Encouragingly, several of the retailers and retail folk I have spoken to lately are on the transparency train. John Lewis Partnership (JLP) director of ethics & sustainability, Marija Rompani, told me how JLP wants to take suppliers on the journey of improvement with them – and for that to be achieved successfully, supply chain transparency is essential.
The British Retail Consortium’s sustainability lead, Andrew Opie, told Retail Technology Show delegates in April that underpinning green claims with clear evidence is going to make major improvements to the industry’s environmental progress.
And Abel & Cole’s sustainability boss, Stefanie Sahmel, rolled out the “you can’t manage what you don’t measure line” in an interview with me. She is perfectly right, of course.
Tech to help
As I mentioned earlier, Segura, which we featured on Green Retail World last week for its sterling work in setting out a legislation guide for fashion retail, is at the heart of this debate. And it is making some great strides in helping boost transparency in the supply chain for a growing number of retailers and brands.
Among other things, Segura’s software helps retailers map out their supply chains, centralise supplier reporting, and automate collection of data, providing one platform for supplier assessment and performance.
The Segura event I attended in the spring was also attended by many of the UK’s largest fashion retailers, who joined in discussions about potential problems arising from not mapping out supply chains. It was agreed supply chain transparency is the logical place to start with a wider Environmental, Social and Governance (ESG) strategy, and those in the room welcomed the forum for debate.
We spoke about how a breach of legislation potentially incurs a huge financial impact through not only fines, but also costly investigations and general disruption to business-as-usual processes. We spoke about how access to finance in retail is now coming with ESG strings attached – with organisations having to prove they are meeting certain criteria to gain discounts on loans and other borrowings.

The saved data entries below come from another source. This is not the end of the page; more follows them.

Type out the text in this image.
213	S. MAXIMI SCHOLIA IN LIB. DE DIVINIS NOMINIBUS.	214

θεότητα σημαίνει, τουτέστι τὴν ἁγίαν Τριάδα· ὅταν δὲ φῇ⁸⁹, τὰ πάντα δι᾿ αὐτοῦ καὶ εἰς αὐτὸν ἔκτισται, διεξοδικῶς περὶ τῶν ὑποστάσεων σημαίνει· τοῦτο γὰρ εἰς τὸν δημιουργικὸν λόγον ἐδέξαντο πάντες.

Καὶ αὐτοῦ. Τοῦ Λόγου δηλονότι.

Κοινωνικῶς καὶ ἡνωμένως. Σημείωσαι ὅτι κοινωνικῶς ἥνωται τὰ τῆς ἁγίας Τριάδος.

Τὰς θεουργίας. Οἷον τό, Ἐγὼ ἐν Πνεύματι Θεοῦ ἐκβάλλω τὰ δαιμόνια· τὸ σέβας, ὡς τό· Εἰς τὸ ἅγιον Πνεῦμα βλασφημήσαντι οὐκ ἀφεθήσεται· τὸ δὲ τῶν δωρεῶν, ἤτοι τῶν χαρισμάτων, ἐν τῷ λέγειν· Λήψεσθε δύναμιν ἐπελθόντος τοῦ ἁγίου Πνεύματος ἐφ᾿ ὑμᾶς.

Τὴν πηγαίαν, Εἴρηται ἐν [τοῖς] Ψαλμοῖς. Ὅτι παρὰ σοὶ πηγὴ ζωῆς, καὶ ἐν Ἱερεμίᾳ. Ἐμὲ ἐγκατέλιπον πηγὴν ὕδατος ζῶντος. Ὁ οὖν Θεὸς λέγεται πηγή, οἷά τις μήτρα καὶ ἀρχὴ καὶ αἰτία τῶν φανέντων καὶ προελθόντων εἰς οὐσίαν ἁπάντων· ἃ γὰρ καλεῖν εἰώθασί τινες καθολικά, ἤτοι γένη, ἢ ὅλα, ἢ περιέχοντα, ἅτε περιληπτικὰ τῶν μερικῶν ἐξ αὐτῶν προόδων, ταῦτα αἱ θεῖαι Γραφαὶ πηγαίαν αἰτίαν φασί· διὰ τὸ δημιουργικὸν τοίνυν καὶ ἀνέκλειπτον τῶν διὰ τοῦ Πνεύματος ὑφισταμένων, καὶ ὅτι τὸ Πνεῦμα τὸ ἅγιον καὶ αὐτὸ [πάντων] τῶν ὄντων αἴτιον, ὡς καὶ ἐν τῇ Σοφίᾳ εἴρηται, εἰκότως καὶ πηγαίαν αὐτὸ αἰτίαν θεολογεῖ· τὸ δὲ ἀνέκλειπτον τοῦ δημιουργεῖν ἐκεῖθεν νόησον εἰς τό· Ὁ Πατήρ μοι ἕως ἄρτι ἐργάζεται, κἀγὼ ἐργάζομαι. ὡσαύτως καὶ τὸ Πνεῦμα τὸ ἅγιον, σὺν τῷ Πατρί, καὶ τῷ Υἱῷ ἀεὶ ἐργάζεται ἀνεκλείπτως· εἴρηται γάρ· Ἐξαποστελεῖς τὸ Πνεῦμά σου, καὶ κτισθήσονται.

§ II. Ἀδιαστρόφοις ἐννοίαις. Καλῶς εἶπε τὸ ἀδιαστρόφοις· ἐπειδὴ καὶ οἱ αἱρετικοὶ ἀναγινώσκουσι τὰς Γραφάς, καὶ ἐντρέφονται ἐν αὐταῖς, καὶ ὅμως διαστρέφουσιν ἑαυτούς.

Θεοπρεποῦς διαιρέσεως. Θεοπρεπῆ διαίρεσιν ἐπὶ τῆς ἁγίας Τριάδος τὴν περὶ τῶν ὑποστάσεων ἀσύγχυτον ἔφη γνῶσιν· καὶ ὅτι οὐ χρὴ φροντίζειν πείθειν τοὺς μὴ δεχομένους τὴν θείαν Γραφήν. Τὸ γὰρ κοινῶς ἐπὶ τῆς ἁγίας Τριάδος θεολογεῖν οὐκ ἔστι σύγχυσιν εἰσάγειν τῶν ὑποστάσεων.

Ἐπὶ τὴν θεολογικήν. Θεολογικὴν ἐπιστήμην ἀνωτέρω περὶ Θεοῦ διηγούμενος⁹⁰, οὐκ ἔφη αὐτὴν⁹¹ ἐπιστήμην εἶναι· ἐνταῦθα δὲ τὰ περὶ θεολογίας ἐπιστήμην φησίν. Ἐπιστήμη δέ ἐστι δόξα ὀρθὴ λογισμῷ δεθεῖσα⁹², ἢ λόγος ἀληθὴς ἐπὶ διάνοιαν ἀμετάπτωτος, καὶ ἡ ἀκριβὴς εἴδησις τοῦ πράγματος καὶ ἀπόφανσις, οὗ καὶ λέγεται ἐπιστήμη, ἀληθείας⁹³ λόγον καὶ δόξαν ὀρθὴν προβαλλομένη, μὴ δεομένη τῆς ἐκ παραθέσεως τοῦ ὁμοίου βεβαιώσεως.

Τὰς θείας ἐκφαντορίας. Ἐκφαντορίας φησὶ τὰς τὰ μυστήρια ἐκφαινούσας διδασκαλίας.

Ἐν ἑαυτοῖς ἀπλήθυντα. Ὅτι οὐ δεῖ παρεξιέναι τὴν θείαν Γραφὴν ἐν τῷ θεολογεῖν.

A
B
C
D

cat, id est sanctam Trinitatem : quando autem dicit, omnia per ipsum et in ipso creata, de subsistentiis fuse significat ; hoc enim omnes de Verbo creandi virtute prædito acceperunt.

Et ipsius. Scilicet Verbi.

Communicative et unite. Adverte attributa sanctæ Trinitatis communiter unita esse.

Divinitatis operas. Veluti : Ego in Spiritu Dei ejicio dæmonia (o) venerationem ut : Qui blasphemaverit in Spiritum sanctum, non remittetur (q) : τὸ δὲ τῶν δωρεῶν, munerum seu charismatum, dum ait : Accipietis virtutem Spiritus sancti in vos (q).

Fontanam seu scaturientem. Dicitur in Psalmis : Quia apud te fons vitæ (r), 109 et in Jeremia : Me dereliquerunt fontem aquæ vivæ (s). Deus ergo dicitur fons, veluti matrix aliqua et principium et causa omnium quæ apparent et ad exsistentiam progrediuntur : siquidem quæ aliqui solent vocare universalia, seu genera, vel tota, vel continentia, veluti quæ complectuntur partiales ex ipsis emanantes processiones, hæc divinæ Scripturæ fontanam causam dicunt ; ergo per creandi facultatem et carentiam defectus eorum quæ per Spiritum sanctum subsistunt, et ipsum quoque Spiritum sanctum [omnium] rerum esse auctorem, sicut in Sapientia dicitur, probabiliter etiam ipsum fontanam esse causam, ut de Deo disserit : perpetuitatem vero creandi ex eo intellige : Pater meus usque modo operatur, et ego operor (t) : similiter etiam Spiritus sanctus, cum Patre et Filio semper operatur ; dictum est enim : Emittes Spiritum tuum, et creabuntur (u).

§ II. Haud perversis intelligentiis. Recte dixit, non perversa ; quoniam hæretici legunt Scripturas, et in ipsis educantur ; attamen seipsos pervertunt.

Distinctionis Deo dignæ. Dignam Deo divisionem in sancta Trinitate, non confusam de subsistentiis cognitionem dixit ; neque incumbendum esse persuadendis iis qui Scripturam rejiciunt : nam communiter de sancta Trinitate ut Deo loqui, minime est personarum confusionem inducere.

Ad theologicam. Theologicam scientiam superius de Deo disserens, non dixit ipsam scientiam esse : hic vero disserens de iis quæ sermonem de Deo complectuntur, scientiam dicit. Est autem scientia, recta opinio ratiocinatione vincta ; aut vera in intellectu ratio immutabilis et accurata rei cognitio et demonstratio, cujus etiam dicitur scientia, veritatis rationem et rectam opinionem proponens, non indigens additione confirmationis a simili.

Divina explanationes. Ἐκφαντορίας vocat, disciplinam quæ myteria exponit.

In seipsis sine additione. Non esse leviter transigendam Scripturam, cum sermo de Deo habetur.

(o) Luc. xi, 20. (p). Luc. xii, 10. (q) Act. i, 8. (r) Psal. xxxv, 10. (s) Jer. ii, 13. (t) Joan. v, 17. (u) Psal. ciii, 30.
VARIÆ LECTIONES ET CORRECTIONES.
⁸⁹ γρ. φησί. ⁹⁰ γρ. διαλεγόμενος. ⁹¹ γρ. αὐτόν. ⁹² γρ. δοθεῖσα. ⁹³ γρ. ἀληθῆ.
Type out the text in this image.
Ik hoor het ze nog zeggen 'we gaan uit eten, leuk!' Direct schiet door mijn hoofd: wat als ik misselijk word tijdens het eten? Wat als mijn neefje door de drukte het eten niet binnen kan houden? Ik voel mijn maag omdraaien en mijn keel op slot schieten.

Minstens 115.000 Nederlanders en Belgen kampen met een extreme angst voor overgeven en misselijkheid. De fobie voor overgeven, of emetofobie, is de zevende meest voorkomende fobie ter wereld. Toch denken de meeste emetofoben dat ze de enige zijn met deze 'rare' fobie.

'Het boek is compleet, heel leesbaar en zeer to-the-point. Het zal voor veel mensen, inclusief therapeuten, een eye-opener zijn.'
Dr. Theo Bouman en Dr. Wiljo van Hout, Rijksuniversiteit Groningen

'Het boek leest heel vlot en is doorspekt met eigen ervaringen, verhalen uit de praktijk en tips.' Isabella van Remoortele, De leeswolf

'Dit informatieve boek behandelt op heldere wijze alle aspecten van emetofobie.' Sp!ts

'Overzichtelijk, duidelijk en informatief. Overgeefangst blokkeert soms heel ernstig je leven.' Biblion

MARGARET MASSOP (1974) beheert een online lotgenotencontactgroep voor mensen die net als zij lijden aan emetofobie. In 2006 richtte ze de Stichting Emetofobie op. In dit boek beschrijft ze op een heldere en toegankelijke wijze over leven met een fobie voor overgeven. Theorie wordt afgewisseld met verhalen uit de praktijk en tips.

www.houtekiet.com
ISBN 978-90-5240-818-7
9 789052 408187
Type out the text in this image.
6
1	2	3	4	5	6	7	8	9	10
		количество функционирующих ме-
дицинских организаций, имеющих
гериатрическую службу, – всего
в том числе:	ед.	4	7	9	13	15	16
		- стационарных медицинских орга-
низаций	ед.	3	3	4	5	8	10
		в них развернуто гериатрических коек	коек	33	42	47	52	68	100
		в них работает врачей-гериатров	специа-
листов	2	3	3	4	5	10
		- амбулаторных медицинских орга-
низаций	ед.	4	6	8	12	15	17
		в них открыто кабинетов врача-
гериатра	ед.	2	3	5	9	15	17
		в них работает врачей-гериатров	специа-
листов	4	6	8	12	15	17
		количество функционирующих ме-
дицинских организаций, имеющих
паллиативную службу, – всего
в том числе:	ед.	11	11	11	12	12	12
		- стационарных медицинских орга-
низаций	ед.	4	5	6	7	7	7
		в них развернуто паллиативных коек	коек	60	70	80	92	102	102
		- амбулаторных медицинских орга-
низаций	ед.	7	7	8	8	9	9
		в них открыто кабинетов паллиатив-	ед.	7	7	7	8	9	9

All of this should be shaping retailers’ thinking today – businesses need to be combing through their supply chains and building a clear picture of all the components comprising them if they are to keep trading successfully in the future.
There are several companies other than Segura that can help with this, including TrusTrace and Green Story, all offering different services and tools to support retailers on their respective journeys. Indeed, we’ll feature the latter in our Greener Retailing Champions series in the coming weeks, so please look out for that.
Well mapped-out supply chains
It’s not an easy area to rank, but it is safe to say River Island is one of the most progressive UK fashion retailers in terms of building transparency through its supply chain.
At the Segura event we heard about some of the processes the business has implemented to make significant strides in this space. It operates with very open communication channels, giving suppliers the option to regularly talk to its team and help shape their working partnerships around use of the Segura system and how to increase transparency.
River Island is two and a half years down the line working with Segura, and Adrian Stevenson, who looks after ethical trade at River Island, said 200-plus own brand suppliers are now on the system. The more data put on there, the more powerful the platform becomes, he explained – and it allows the retailer to monitor the progress its suppliers are making in terms of who they are working with and the materials used.
He said being sustainable, transparent and compliant is “key to moving forward – without that you’re not going to be able to trade”.
“That transparency piece is just huge,” he added, in what should sound as an alarm bell for any retailer not yet exploring how they can improve this area of their operations.
River Island runs training sessions every two weeks on processes for suppliers – covering how they and their factory and vendor partners process orders and use the Segura system. This is currently done digitally by River Island, but there are plans to do this “in country”, according to Stevenson.
There’s a long way to go for all fashion retailers, including River Island, to get full transparency. But forums such as the one Segura hosted so well in March can give retailers the opportunity to share best practice and tackle the challenges together, which is going to be crucial in making significant progress in this space.
After all many in UK fashion retail use the same international suppliers.
Pentland Brands started working with Segura earlier this year, and Green Retail World covered news of Reiss’s partnership with the software company just yesterday. All of this is indicative of the thirst and need for fashion retailers to work more closely with their suppliers and find ways to increase supply chain transparency.
It is all in the name of environmental and ethical trade progress. And, alongside making general improvements to business efficiency, I’m pretty convinced this has to be the place to start in any retailer’s eco strategy.